2019年8月12日

AIは投資の意味を本質的に変える



近年、AI(人工知能)を活用した投資信託に注目が集まっていたのですが、現実は厳しいようです。AIを活用した投資信託の運用成績がパッとしないという記事が出ていました。

AI投信、苦戦目立つ 「新局面」対応に課題(NIKKEI STYLE)

もちろん現在のAIはまだまだ黎明期ですから、今後の技術的発展によって投資で大いに活用できる時代が来るかもしれません。ただ、AIが投資で活躍できるほどの精度を持つような時代になれば、投資だけでなく世の中の仕組み自体が大きく変わるはずです。案外、そのことの方がAIと投資の関係という面ではインパクトが大きいのでは。AIの発達・普及は、運用技術のような些末な問題ではなく、それこそ「投資」という営みの意味を本質的に変えてしまうように感じます。

記事によると、AIを投資判断に活用して株式に投資する国内販売のアクティブ投信15本のうち、2019年6月末時点で設定から1年以上たった投信10本の騰落率はすべてマイナスだったそうです。しかもインデックスに対して大きくアンダーパフォームするなど不振が目立ちます。現在のAIでは、それこそトランプ米大統領のツイートで揺れるような「アナログ相場」に対応できなかったわけです。

ただ、これをもってAIが投資に役立たないと考えるのは早計でしょう。ようするに現在のAIの技術水準が低いだけかもしれないからです。もっとAIの性能が向上すれば、それこそ「アナログ相場」にも対応できるようになるかもしれません。そうなれば、やはりAIは投資判断で存在感を発揮できるはずです。そして、アクティブファンドのファンドマネージャーの仕事を大きく減ることになり、一部の人は仕事を奪われて失業するかもしれません。

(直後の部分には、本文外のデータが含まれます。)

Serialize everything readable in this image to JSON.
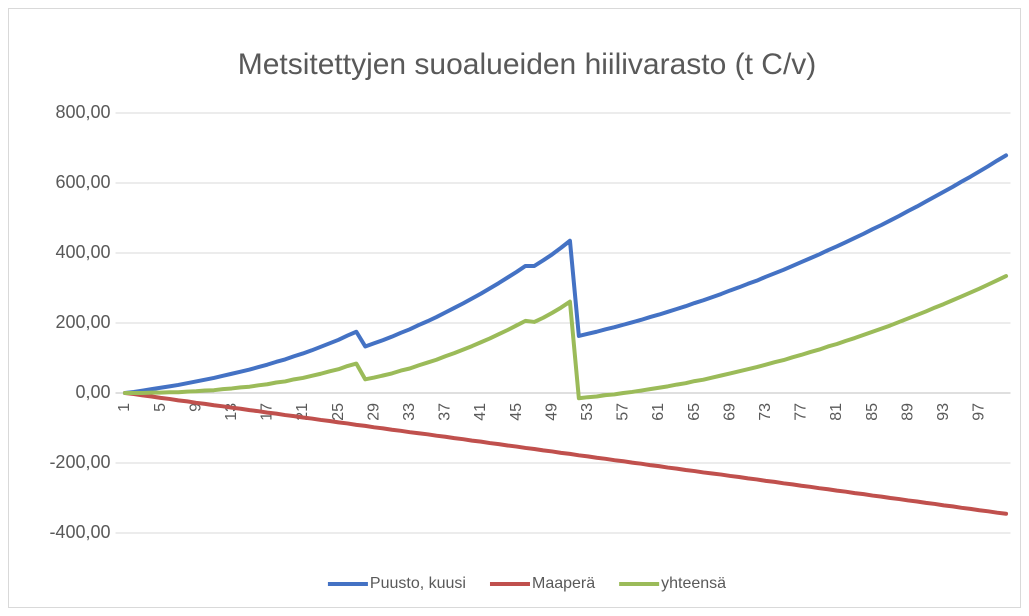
{
  "chart_data": {
    "type": "line",
    "title": "Metsitettyjen suoalueiden hiilivarasto (t C/v)",
    "categories": [
      1,
      null,
      null,
      null,
      5,
      null,
      null,
      null,
      9,
      null,
      null,
      null,
      13,
      null,
      null,
      null,
      17,
      null,
      null,
      null,
      21,
      null,
      null,
      null,
      25,
      null,
      null,
      null,
      29,
      null,
      null,
      null,
      33,
      null,
      null,
      null,
      37,
      null,
      null,
      null,
      41,
      null,
      null,
      null,
      45,
      null,
      null,
      null,
      49,
      null,
      null,
      null,
      53,
      null,
      null,
      null,
      57,
      null,
      null,
      null,
      61,
      null,
      null,
      null,
      65,
      null,
      null,
      null,
      69,
      null,
      null,
      null,
      73,
      null,
      null,
      null,
      77,
      null,
      null,
      null,
      81,
      null,
      null,
      null,
      85,
      null,
      null,
      null,
      89,
      null,
      null,
      null,
      93,
      null,
      null,
      null,
      97,
      null,
      null,
      null
    ],
    "series": [
      {
        "name": "Puusto, kuusi",
        "color": "#4472c4",
        "values": [
          0,
          3,
          7,
          11,
          15,
          19,
          23,
          28,
          33,
          38,
          43,
          49,
          55,
          61,
          67,
          74,
          81,
          89,
          96,
          105,
          113,
          122,
          132,
          142,
          152,
          164,
          175,
          133,
          142,
          151,
          161,
          172,
          182,
          194,
          205,
          217,
          230,
          243,
          256,
          270,
          284,
          299,
          314,
          330,
          346,
          363,
          363,
          379,
          396,
          415,
          435,
          163,
          169,
          175,
          182,
          188,
          195,
          202,
          209,
          217,
          224,
          232,
          240,
          248,
          257,
          265,
          274,
          283,
          293,
          302,
          312,
          321,
          332,
          342,
          352,
          363,
          374,
          385,
          396,
          408,
          419,
          431,
          443,
          455,
          468,
          480,
          493,
          506,
          520,
          533,
          547,
          561,
          575,
          589,
          604,
          618,
          633,
          648,
          664,
          679
        ]
      },
      {
        "name": "Maaperä",
        "color": "#c0504d",
        "values": [
          0,
          -3,
          -7,
          -10,
          -14,
          -17,
          -21,
          -24,
          -28,
          -31,
          -35,
          -38,
          -42,
          -45,
          -49,
          -52,
          -56,
          -59,
          -63,
          -66,
          -70,
          -73,
          -77,
          -80,
          -84,
          -87,
          -91,
          -94,
          -98,
          -101,
          -105,
          -108,
          -112,
          -115,
          -118,
          -122,
          -125,
          -129,
          -132,
          -136,
          -139,
          -143,
          -146,
          -150,
          -153,
          -157,
          -160,
          -164,
          -167,
          -171,
          -174,
          -178,
          -181,
          -185,
          -188,
          -192,
          -195,
          -199,
          -202,
          -206,
          -209,
          -213,
          -216,
          -220,
          -223,
          -227,
          -230,
          -233,
          -237,
          -240,
          -244,
          -247,
          -251,
          -254,
          -258,
          -261,
          -265,
          -268,
          -272,
          -275,
          -279,
          -282,
          -286,
          -289,
          -293,
          -296,
          -300,
          -303,
          -307,
          -310,
          -314,
          -317,
          -321,
          -324,
          -328,
          -331,
          -335,
          -338,
          -342,
          -345
        ]
      },
      {
        "name": "yhteensä",
        "color": "#9bbb59",
        "values": [
          0,
          0,
          0,
          1,
          1,
          2,
          2,
          4,
          5,
          7,
          8,
          11,
          13,
          16,
          18,
          22,
          25,
          30,
          33,
          39,
          43,
          49,
          55,
          62,
          68,
          77,
          84,
          39,
          44,
          50,
          56,
          64,
          70,
          79,
          87,
          95,
          105,
          114,
          124,
          134,
          145,
          156,
          168,
          180,
          193,
          206,
          203,
          215,
          229,
          244,
          261,
          -15,
          -12,
          -10,
          -6,
          -4,
          0,
          3,
          7,
          11,
          15,
          19,
          24,
          28,
          34,
          38,
          44,
          50,
          56,
          62,
          68,
          74,
          81,
          88,
          94,
          102,
          109,
          117,
          124,
          133,
          140,
          149,
          157,
          166,
          175,
          184,
          193,
          203,
          213,
          223,
          233,
          244,
          254,
          265,
          276,
          287,
          298,
          310,
          322,
          334
        ]
      }
    ],
    "ylim": [
      -400,
      800
    ],
    "yticks": [
      {
        "value": -400,
        "label": "-400,00"
      },
      {
        "value": -200,
        "label": "-200,00"
      },
      {
        "value": 0,
        "label": "0,00"
      },
      {
        "value": 200,
        "label": "200,00"
      },
      {
        "value": 400,
        "label": "400,00"
      },
      {
        "value": 600,
        "label": "600,00"
      },
      {
        "value": 800,
        "label": "800,00"
      }
    ],
    "grid": true,
    "legend": "bottom"
  }
}
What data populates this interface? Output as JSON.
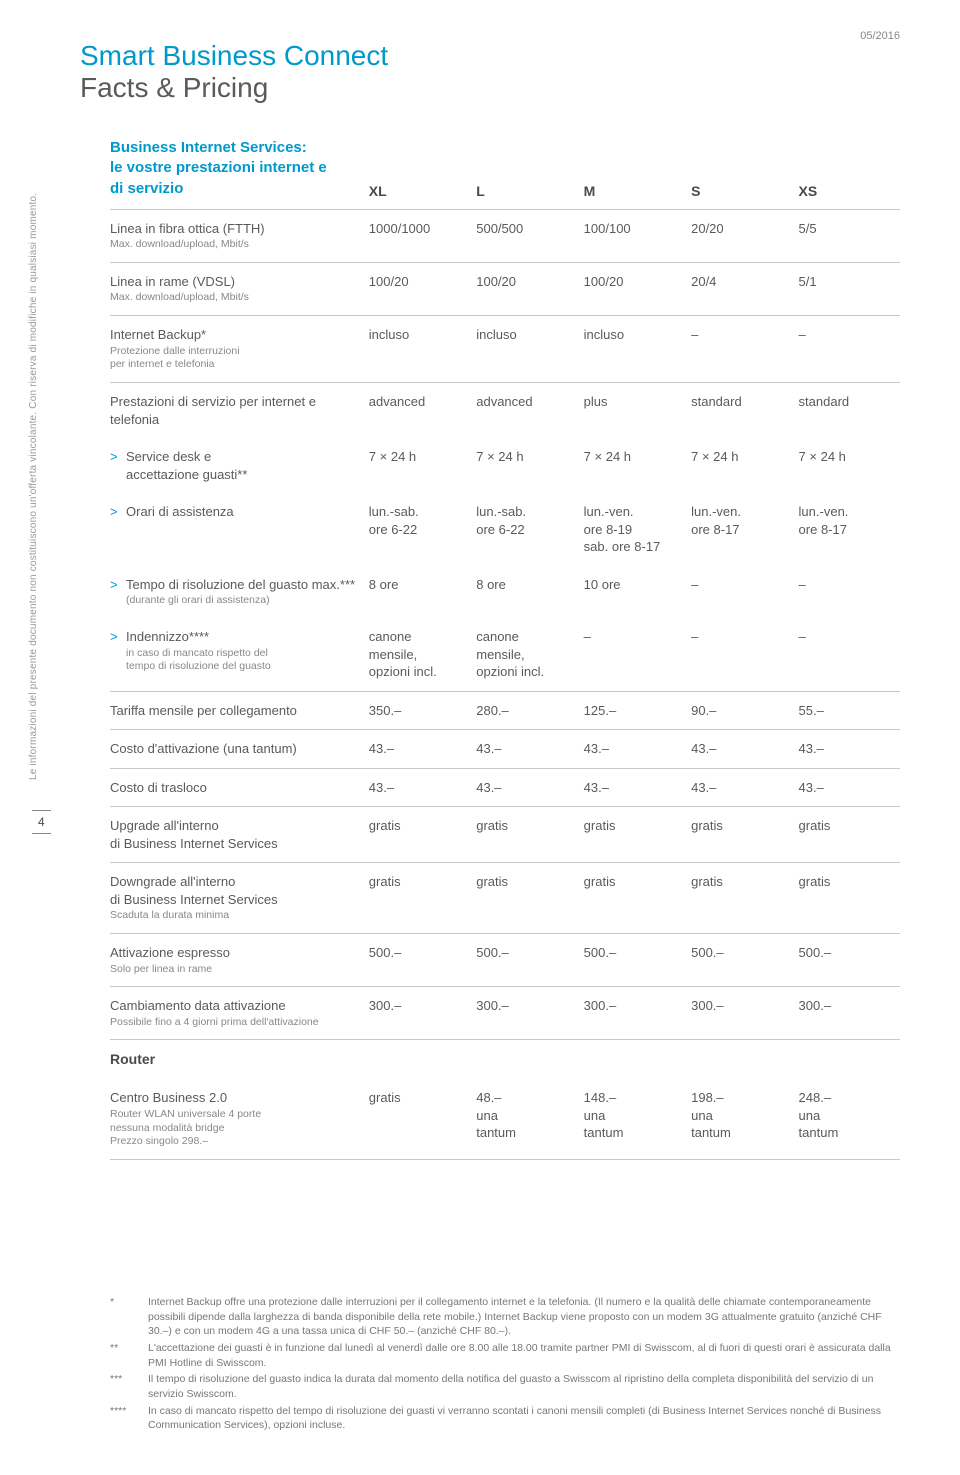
{
  "date": "05/2016",
  "title_line1": "Smart Business Connect",
  "title_line2": "Facts & Pricing",
  "sidebar_disclaimer": "Le informazioni del presente documento non costituiscono un'offerta vincolante. Con riserva di modifiche in qualsiasi momento.",
  "page_number": "4",
  "section_header_l1": "Business Internet Services:",
  "section_header_l2": "le vostre prestazioni internet e",
  "section_header_l3": "di servizio",
  "cols": [
    "XL",
    "L",
    "M",
    "S",
    "XS"
  ],
  "rows": [
    {
      "label": "Linea in fibra ottica (FTTH)",
      "sub": "Max. download/upload, Mbit/s",
      "vals": [
        "1000/1000",
        "500/500",
        "100/100",
        "20/20",
        "5/5"
      ]
    },
    {
      "label": "Linea in rame (VDSL)",
      "sub": "Max. download/upload, Mbit/s",
      "vals": [
        "100/20",
        "100/20",
        "100/20",
        "20/4",
        "5/1"
      ]
    },
    {
      "label": "Internet Backup*",
      "sub": "Protezione dalle interruzioni\nper internet e telefonia",
      "vals": [
        "incluso",
        "incluso",
        "incluso",
        "–",
        "–"
      ]
    },
    {
      "label": "Prestazioni di servizio per internet e telefonia",
      "vals": [
        "advanced",
        "advanced",
        "plus",
        "standard",
        "standard"
      ],
      "noborder": true
    },
    {
      "label": "Service desk e\naccettazione guasti**",
      "indent": true,
      "vals": [
        "7 × 24 h",
        "7 × 24 h",
        "7 × 24 h",
        "7 × 24 h",
        "7 × 24 h"
      ],
      "noborder": true
    },
    {
      "label": "Orari di assistenza",
      "indent": true,
      "vals": [
        "lun.-sab.\nore 6-22",
        "lun.-sab.\nore 6-22",
        "lun.-ven.\nore 8-19\nsab. ore 8-17",
        "lun.-ven.\nore 8-17",
        "lun.-ven.\nore 8-17"
      ],
      "noborder": true
    },
    {
      "label": "Tempo di risoluzione del guasto max.***",
      "sub": "(durante gli orari di assistenza)",
      "indent": true,
      "vals": [
        "8 ore",
        "8 ore",
        "10 ore",
        "–",
        "–"
      ],
      "noborder": true
    },
    {
      "label": "Indennizzo****",
      "sub": "in caso di mancato rispetto del\ntempo di risoluzione del guasto",
      "indent": true,
      "vals": [
        "canone\nmensile,\nopzioni incl.",
        "canone\nmensile,\nopzioni incl.",
        "–",
        "–",
        "–"
      ]
    },
    {
      "label": "Tariffa mensile per collegamento",
      "vals": [
        "350.–",
        "280.–",
        "125.–",
        "90.–",
        "55.–"
      ]
    },
    {
      "label": "Costo d'attivazione (una tantum)",
      "vals": [
        "43.–",
        "43.–",
        "43.–",
        "43.–",
        "43.–"
      ]
    },
    {
      "label": "Costo di trasloco",
      "vals": [
        "43.–",
        "43.–",
        "43.–",
        "43.–",
        "43.–"
      ]
    },
    {
      "label": "Upgrade all'interno\ndi Business Internet Services",
      "vals": [
        "gratis",
        "gratis",
        "gratis",
        "gratis",
        "gratis"
      ]
    },
    {
      "label": "Downgrade all'interno\ndi Business Internet Services",
      "sub": "Scaduta la durata minima",
      "vals": [
        "gratis",
        "gratis",
        "gratis",
        "gratis",
        "gratis"
      ]
    },
    {
      "label": "Attivazione espresso",
      "sub": "Solo per linea in rame",
      "vals": [
        "500.–",
        "500.–",
        "500.–",
        "500.–",
        "500.–"
      ]
    },
    {
      "label": "Cambiamento data attivazione",
      "sub": "Possibile fino a 4 giorni prima dell'attivazione",
      "vals": [
        "300.–",
        "300.–",
        "300.–",
        "300.–",
        "300.–"
      ]
    }
  ],
  "router_section": "Router",
  "router_row": {
    "label": "Centro Business 2.0",
    "sub": "Router WLAN universale 4 porte\nnessuna modalità bridge\nPrezzo singolo 298.–",
    "vals": [
      "gratis",
      "48.–\nuna\ntantum",
      "148.–\nuna\ntantum",
      "198.–\nuna\ntantum",
      "248.–\nuna\ntantum"
    ]
  },
  "footnotes": [
    {
      "mark": "*",
      "text": "Internet Backup offre una protezione dalle interruzioni per il collegamento internet e la telefonia. (Il numero e la qualità delle chiamate contemporaneamente possibili dipende dalla larghezza di banda disponibile della rete mobile.) Internet Backup viene proposto con un modem 3G attualmente gratuito (anziché CHF 30.–) e con un modem 4G a una tassa unica di CHF 50.– (anziché CHF 80.–)."
    },
    {
      "mark": "**",
      "text": "L'accettazione dei guasti è in funzione dal lunedì al venerdì dalle ore 8.00 alle 18.00 tramite partner PMI di Swisscom, al di fuori di questi orari è assicurata dalla PMI Hotline di Swisscom."
    },
    {
      "mark": "***",
      "text": "Il tempo di risoluzione del guasto indica la durata dal momento della notifica del guasto a Swisscom al ripristino della completa disponibilità del servizio di un servizio Swisscom."
    },
    {
      "mark": "****",
      "text": "In caso di mancato rispetto del tempo di risoluzione dei guasti vi verranno scontati i canoni mensili completi (di Business Internet Services nonché di Business Communication Services), opzioni incluse."
    }
  ]
}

ここで考えなければならないのは、AIがアナログ相場にも対応できるほど発達した場合、仕事を奪われるのはファンドマネジャーだけなのかということです。そんなはずはありません。優れた投資判断ができるほどの性能を持ったAIが登場すれば、ほとんどの頭脳労働を代替できるようになるはずです。ここにAIの登場が従来の機械化とはまったく異なるインパクトを持っている理由があります。

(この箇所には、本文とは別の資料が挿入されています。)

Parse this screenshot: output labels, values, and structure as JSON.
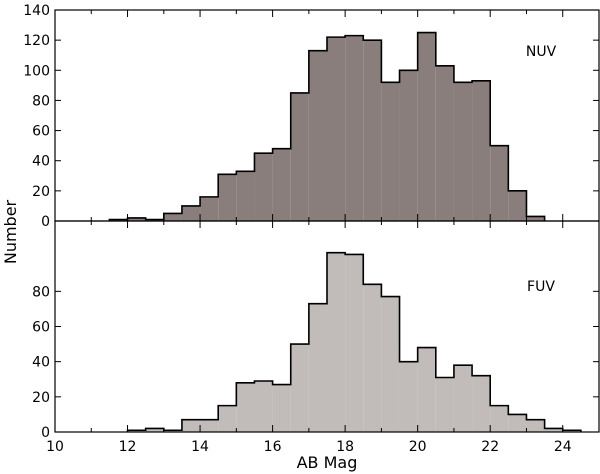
{
  "chart_data": [
    {
      "type": "bar",
      "panel_label": "NUV",
      "bin_width": 0.5,
      "x": [
        11.75,
        12.25,
        12.75,
        13.25,
        13.75,
        14.25,
        14.75,
        15.25,
        15.75,
        16.25,
        16.75,
        17.25,
        17.75,
        18.25,
        18.75,
        19.25,
        19.75,
        20.25,
        20.75,
        21.25,
        21.75,
        22.25,
        22.75,
        23.25
      ],
      "values": [
        1,
        2,
        1,
        5,
        10,
        16,
        31,
        33,
        45,
        48,
        85,
        113,
        122,
        123,
        120,
        92,
        100,
        125,
        103,
        92,
        93,
        50,
        20,
        3
      ],
      "color": "#8a7e7c",
      "xlim": [
        10,
        25
      ],
      "ylim": [
        0,
        140
      ],
      "yticks": [
        0,
        20,
        40,
        60,
        80,
        100,
        120,
        140
      ]
    },
    {
      "type": "bar",
      "panel_label": "FUV",
      "bin_width": 0.5,
      "x": [
        12.25,
        12.75,
        13.25,
        13.75,
        14.25,
        14.75,
        15.25,
        15.75,
        16.25,
        16.75,
        17.25,
        17.75,
        18.25,
        18.75,
        19.25,
        19.75,
        20.25,
        20.75,
        21.25,
        21.75,
        22.25,
        22.75,
        23.25,
        23.75,
        24.25
      ],
      "values": [
        1,
        2,
        1,
        7,
        7,
        15,
        28,
        29,
        27,
        50,
        73,
        102,
        101,
        84,
        77,
        40,
        48,
        31,
        38,
        32,
        15,
        10,
        7,
        2,
        1
      ],
      "color": "#c1bbba",
      "xlim": [
        10,
        25
      ],
      "ylim": [
        0,
        120
      ],
      "yticks": [
        0,
        20,
        40,
        60,
        80
      ],
      "xticks": [
        10,
        12,
        14,
        16,
        18,
        20,
        22,
        24
      ],
      "xlabel": "AB Mag"
    }
  ],
  "ylabel": "Number"
}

従来、機械化・自動化というのは常に単純労働を代替する形で普及してきました。ところがAIの場合、人間の専売特許だと思われてきた頭脳労働を代替しようとしています。だからこそAIによって人間の職が奪われる懸念が盛んに話題となる。オックスフォード大学のマイケル・オズボーン博士は「雇用の未来」という論文で、AIの発達によって多くのホワイトカラー職が消滅し、雇用は一部のcreativityとsocial skillが必要なものに限られると指摘しています。creativityとsocial skillを持つ人は多額の報酬を得るようになるでしょう。一方、それ以外の人は失業するか、それこそ自動化投資を償却できないくらい生産性の低い(=低賃金)労働に従事するしかないかもしれません。

これは、労働者が「クリエイティブな高収入労働者」と「非クリエイティブな低収入労働者・失業者」に分断される可能性があるということです。そして、こうした格差や分断をどうやって乗り越えるべきかが問われています。近年、ベーシックインカムの必要性などが真面目に議論されるようになったのは、この文脈からなのです。

こうしたことを考えると、AIの登場というのは投資にとって運用技術のよう些末な問題ではないはずです。もっと大きな意味を持っている。投資という営みの意味を本質的に変えてしまう可能性があります。未来の社会で起こる格差や分断を乗り越える、つまり「クリエイティブな高収入労働者とロボットやAIが生み出す利潤吸い上げる企業」から「非クリエイティブな低収入労働者・失業者」に利潤を移転する手段としての株式投資です。そして、こうした考え方は既に専門家の間でも真剣に論議されています。そのことは以前にこのブログでも紹介しました。

ロボットやAIの普及がもたらすのは社会の二極化ではなく三極化―格差是正のために資本(=株式)の社会的所有が重要になる

まだまだ投資にはあまり役に立たないAIだけれども、もっと本質的なところでAI登場の意味を考えることが必要でしょう。